Mahony and Griffin married in 1911, a partnership that lasted 28 years. Marion's watercolor perspectives of Walter's design for Canberra, the new Australian capital, were instrumental in securing first prize in the international competition for the plan of the city. In 1914 the couple moved to Australia to oversee the building of Canberra. Marion managed the Sydney office and was responsible for the design of their private commissions. They pioneered the Knitlock construction method, inexactly emulated by Wright in his California textile block houses of the 1920s.

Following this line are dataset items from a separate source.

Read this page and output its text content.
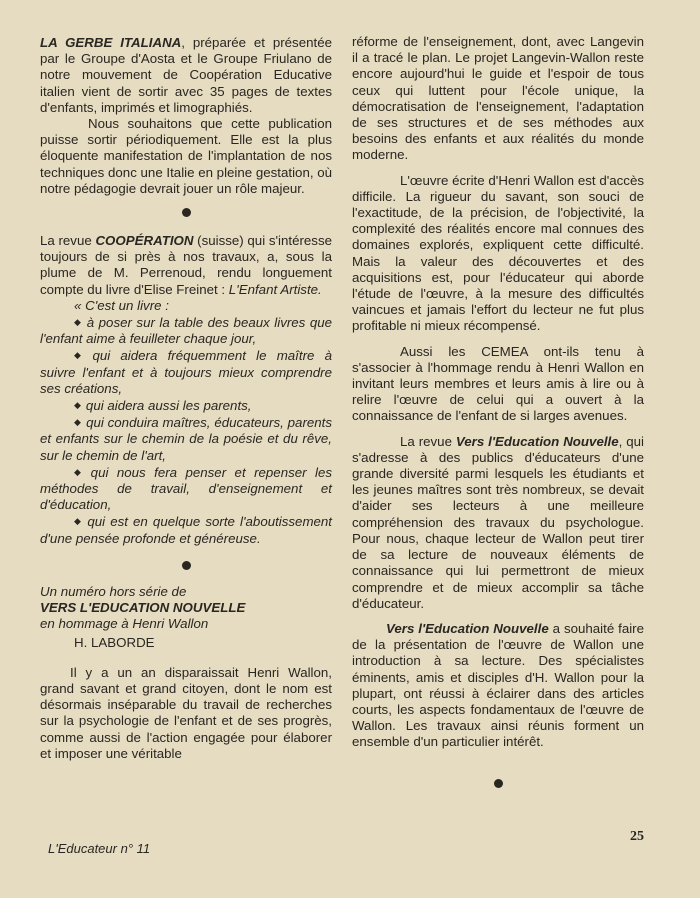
LA GERBE ITALIANA, préparée et présentée par le Groupe d'Aosta et le Groupe Friulano de notre mouvement de Coopération Educative italien vient de sortir avec 35 pages de textes d'enfants, imprimés et limographiés.

Nous souhaitons que cette publication puisse sortir périodiquement. Elle est la plus éloquente manifestation de l'implantation de nos techniques donc une Italie en pleine gestation, où notre pédagogie devrait jouer un rôle majeur.

La revue COOPÉRATION (suisse) qui s'intéresse toujours de si près à nos travaux, a, sous la plume de M. Perrenoud, rendu longuement compte du livre d'Elise Freinet : L'Enfant Artiste.

« C'est un livre :

◆ à poser sur la table des beaux livres que l'enfant aime à feuilleter chaque jour,

◆ qui aidera fréquemment le maître à suivre l'enfant et à toujours mieux comprendre ses créations,

◆ qui aidera aussi les parents,

◆ qui conduira maîtres, éducateurs, parents et enfants sur le chemin de la poésie et du rêve, sur le chemin de l'art,

◆ qui nous fera penser et repenser les méthodes de travail, d'enseignement et d'éducation,

◆ qui est en quelque sorte l'aboutissement d'une pensée profonde et généreuse.

Un numéro hors série de

VERS L'EDUCATION NOUVELLE

en hommage à Henri Wallon

H. LABORDE

Il y a un an disparaissait Henri Wallon, grand savant et grand citoyen, dont le nom est désormais inséparable du travail de recherches sur la psychologie de l'enfant et de ses progrès, comme aussi de l'action engagée pour élaborer et imposer une véritable

réforme de l'enseignement, dont, avec Langevin il a tracé le plan. Le projet Langevin-Wallon reste encore aujourd'hui le guide et l'espoir de tous ceux qui luttent pour l'école unique, la démocratisation de l'enseignement, l'adaptation de ses structures et de ses méthodes aux besoins des enfants et aux réalités du monde moderne.

L'œuvre écrite d'Henri Wallon est d'accès difficile. La rigueur du savant, son souci de l'exactitude, de la précision, de l'objectivité, la complexité des réalités encore mal connues des domaines explorés, expliquent cette difficulté. Mais la valeur des découvertes et des acquisitions est, pour l'éducateur qui aborde l'étude de l'œuvre, à la mesure des difficultés vaincues et jamais l'effort du lecteur ne fut plus profitable ni mieux récompensé.

Aussi les CEMEA ont-ils tenu à s'associer à l'hommage rendu à Henri Wallon en invitant leurs membres et leurs amis à lire ou à relire l'œuvre de celui qui a ouvert à la connaissance de l'enfant de si larges avenues.

La revue Vers l'Education Nouvelle, qui s'adresse à des publics d'éducateurs d'une grande diversité parmi lesquels les étudiants et les jeunes maîtres sont très nombreux, se devait d'aider ses lecteurs à une meilleure compréhension des travaux du psychologue. Pour nous, chaque lecteur de Wallon peut tirer de sa lecture de nouveaux éléments de connaissance qui lui permettront de mieux comprendre et de mieux accomplir sa tâche d'éducateur.

Vers l'Education Nouvelle a souhaité faire de la présentation de l'œuvre de Wallon une introduction à sa lecture. Des spécialistes éminents, amis et disciples d'H. Wallon pour la plupart, ont réussi à éclairer dans des articles courts, les aspects fondamentaux de l'œuvre de Wallon. Les travaux ainsi réunis forment un ensemble d'un particulier intérêt.

L'Educateur n° 11
25
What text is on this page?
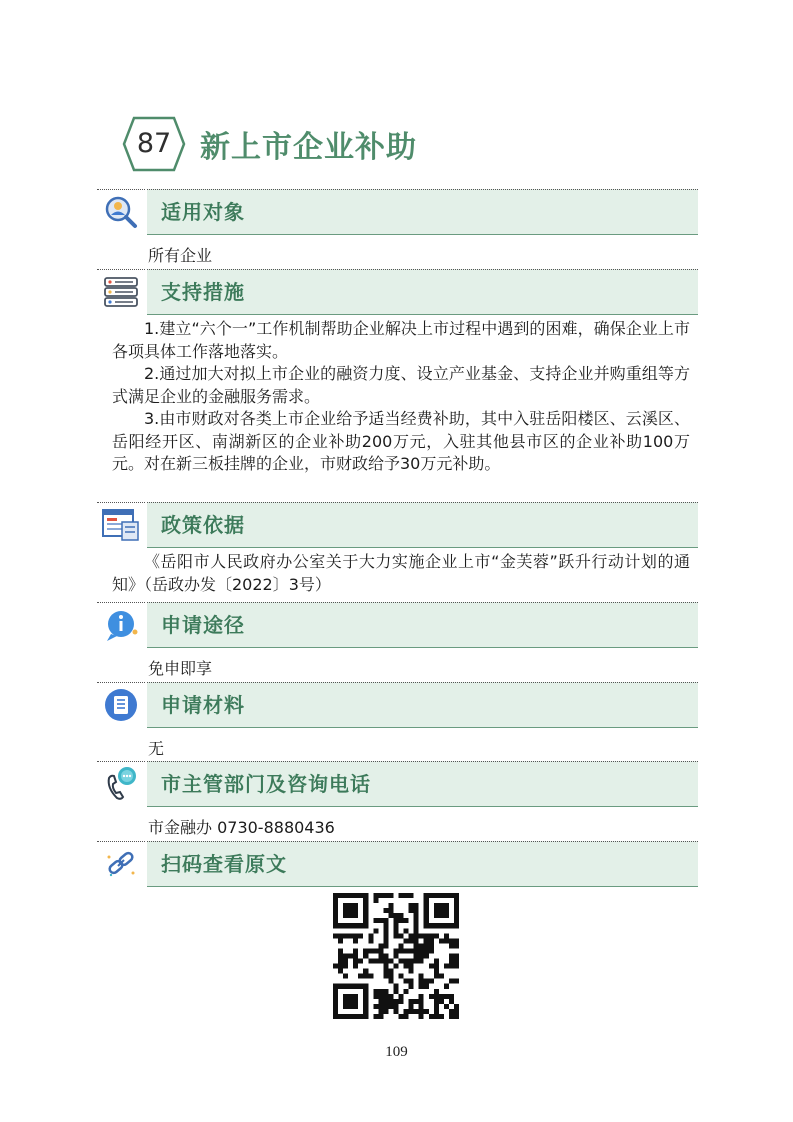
87 新上市企业补助
适用对象
所有企业
支持措施

1.建立“六个一”工作机制帮助企业解决上市过程中遇到的困难，确保企业上市各项具体工作落地落实。

2.通过加大对拟上市企业的融资力度、设立产业基金、支持企业并购重组等方式满足企业的金融服务需求。

3.由市财政对各类上市企业给予适当经费补助，其中入驻岳阳楼区、云溪区、岳阳经开区、南湖新区的企业补助200万元，入驻其他县市区的企业补助100万元。对在新三板挂牌的企业，市财政给予30万元补助。

政策依据

《岳阳市人民政府办公室关于大力实施企业上市“金芙蓉”跃升行动计划的通知》（岳政办发〔2022〕3号）

申请途径
免申即享
申请材料
无
市主管部门及咨询电话
市金融办 0730-8880436
扫码查看原文
109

Later the Griffins practiced in India and, in less than a year, Mahony oversaw the design of over one hundred Prairie School influenced buildings there. Walter Griffin died in India in 1937 of peritonitis following a cholecystectomy. Mahony then completed their work and returned to Australia. Mahony and Griffin spread the Prairie Style to two continents, far from its origins. She credited Louis Sullivan as the impetus for the Prairie School philosophy. She thought Wright's habit of taking credit for the movement explained its early death, in the United States.
Marion Mahony Griffin died in Chicago, aged 90. She was in her late 60's when she returned to the United States and afterward was largely retired from her architectural career. "The one time she addressed the Illinois Society of Architects, she made no mention of her work, instead lectured the crowd on anthroposophy, a philosophy of spiritual knowledge developed by Rudolf Steiner."
She is buried in Graceland Cemetery, Irving Park Road and Clark Street, Chicago, with other noted architects: David Adler, Louis Sullivan, Daniel H. Burnham, Bruce Goff, William Holabird, Howard Van Doren Shaw and Ludwig Mies van der Rohe.
In 2015, the beach at Jarvis Avenue in Rogers Park, Chicago was named in Mahony Griffin's honor. When she returned to the United States in 1939, after her husband's death, she lived near the beach. The Australian Counsel General, Roger Price, attended the beach's dedication for the woman who was instrumental in the design the Australian capital.
In the United States there are a few surviving works attributed to Mahoney. There is a small mural in George B. Armstrong elementary school in Chicago attributed to Mahoney, and several homes in Decatur.